13.5.        No Waiver.  The failure of either party at any time to require performance by the other party of any provision of this Agreement shall in no way affect that party’s right to enforce such provisions, nor shall the waiver by either party of any breach of any provision of this Agreement be taken or held to be a waiver of any further breach of the same provision.

13.6.        Notices.  Any reference to notice within this agreement and any notice given pursuant to this Agreement shall be in writing and shall be given by personal service or by United States certified mail, return receipt requested, postage prepaid or by nationally recognized overnight carrier (e.g., FedEx or UPS) to the “Address For Notice” appearing at the end of this Agreement, or as changed through written notice to the other party.  Notice given by personal service shall be deemed effective on the date it is delivered to the addressee, notice mailed shall be deemed effective on the third day following its placement in the mail addressed to the addressee, and notice dispatched by nationally recognized overnight carrier shall be deemed effective on the next business day following its placement with such carrier addressed to addressee.

13.7.        Counterparts; Facsimile.  This Agreement may be executed in one or more counterparts, each of which shall be deemed an original, but all of which together shall constitute one and the same Agreement.  The parties agree that a facsimile signature or signature delivered by other electronic delivery (e.g., portable document format (PDF) file) may substitute for and have the same legal effect as the original signature.

13.8.        Entire Agreement.  This Agreement and its attached exhibits constitute the entire agreement between the parties and supersede any and all previous representations, understandings, or agreements between Client and Service Provider as to the subject matter hereof.  This Agreement may only be amended by an instrument in writing signed by the parties.

13.9.        Headings.  The headings used herein are for organizational purposes only and do not constitute a part of this Agreement.
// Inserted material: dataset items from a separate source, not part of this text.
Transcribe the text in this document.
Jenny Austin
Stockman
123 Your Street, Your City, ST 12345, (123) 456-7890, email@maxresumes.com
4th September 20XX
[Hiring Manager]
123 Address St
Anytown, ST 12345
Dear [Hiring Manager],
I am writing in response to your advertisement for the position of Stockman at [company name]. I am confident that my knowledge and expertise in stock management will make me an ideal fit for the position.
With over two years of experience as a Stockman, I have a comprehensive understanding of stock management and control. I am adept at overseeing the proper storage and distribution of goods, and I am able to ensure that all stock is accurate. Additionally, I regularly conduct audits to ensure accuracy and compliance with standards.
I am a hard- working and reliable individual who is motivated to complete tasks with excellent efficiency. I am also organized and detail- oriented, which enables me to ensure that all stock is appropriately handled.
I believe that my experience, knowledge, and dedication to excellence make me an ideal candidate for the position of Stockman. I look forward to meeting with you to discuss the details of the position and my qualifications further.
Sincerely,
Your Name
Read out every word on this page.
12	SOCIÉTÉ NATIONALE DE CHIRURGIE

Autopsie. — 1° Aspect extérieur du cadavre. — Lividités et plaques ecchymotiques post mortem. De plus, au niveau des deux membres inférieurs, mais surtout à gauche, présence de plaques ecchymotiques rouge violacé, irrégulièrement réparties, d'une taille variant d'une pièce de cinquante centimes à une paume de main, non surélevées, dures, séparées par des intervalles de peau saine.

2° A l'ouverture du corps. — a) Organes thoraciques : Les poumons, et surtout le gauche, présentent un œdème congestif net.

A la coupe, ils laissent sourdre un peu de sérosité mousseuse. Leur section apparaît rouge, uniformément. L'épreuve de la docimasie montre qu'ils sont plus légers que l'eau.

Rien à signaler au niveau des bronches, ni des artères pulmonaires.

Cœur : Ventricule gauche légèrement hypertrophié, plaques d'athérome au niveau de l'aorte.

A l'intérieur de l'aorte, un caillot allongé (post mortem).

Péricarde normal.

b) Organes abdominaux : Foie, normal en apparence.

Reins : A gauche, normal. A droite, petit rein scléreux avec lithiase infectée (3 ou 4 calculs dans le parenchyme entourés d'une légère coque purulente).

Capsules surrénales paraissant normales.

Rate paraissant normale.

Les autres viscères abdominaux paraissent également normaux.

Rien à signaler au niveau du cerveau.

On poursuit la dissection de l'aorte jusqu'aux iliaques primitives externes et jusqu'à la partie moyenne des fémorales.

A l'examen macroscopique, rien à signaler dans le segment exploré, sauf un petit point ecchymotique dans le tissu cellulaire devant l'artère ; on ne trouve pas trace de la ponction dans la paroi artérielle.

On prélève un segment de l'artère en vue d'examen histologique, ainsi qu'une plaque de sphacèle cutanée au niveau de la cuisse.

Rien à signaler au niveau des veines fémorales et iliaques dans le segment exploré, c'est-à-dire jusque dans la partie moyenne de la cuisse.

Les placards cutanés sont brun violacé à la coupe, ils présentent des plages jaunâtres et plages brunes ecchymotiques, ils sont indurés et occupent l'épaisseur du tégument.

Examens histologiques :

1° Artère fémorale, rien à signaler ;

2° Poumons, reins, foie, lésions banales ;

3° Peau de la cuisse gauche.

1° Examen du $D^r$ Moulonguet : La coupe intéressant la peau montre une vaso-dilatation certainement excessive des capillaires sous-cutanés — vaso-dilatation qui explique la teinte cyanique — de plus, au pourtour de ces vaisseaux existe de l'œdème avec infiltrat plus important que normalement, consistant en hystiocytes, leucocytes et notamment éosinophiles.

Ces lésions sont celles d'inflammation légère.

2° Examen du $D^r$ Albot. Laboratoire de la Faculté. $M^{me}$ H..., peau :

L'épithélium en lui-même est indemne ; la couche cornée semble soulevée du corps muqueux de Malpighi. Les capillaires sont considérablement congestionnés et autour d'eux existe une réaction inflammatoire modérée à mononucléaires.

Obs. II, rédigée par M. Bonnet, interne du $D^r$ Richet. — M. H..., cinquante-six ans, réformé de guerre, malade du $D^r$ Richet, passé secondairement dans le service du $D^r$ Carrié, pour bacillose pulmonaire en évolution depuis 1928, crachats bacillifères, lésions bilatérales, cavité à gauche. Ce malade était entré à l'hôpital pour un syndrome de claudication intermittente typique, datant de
13.10.     Transferability.   The rights and obligations of either party shall not be transferable without the prior written consent of the other party, which consent shall not be unreasonably withheld or delayed; provided, however, that Service Provider may transfer this Agreement in connection with a merger, sale or other disposition of substantially all the equity interests or assets of Service Provider’s business to which this Agreement specifically relates.  With the prior written consent of Service Provider, which consent shall not be unreasonably withheld, Client may transfer this Agreement in connection with a merger, sale or other disposition of substantially all the equity interests or assets of Client’s business to which this Agreement specifically relates.  All obligations of the parties herein shall be binding upon their respective successors or assigns.

13.11.     Severability.   In case any one or more of the provisions contained in this Agreement shall for any reason be held to be invalid, illegal, or unenforceable in any respect, except in those instances where removal or elimination of such invalid, illegal, or unenforceable provision or provisions would result in a failure of consideration under this Agreement, such invalidity, illegality, or unenforceability shall not affect any other provision hereof, and this Agreement shall be construed as if such invalid, illegal, or unenforceable provisions had never been contained herein.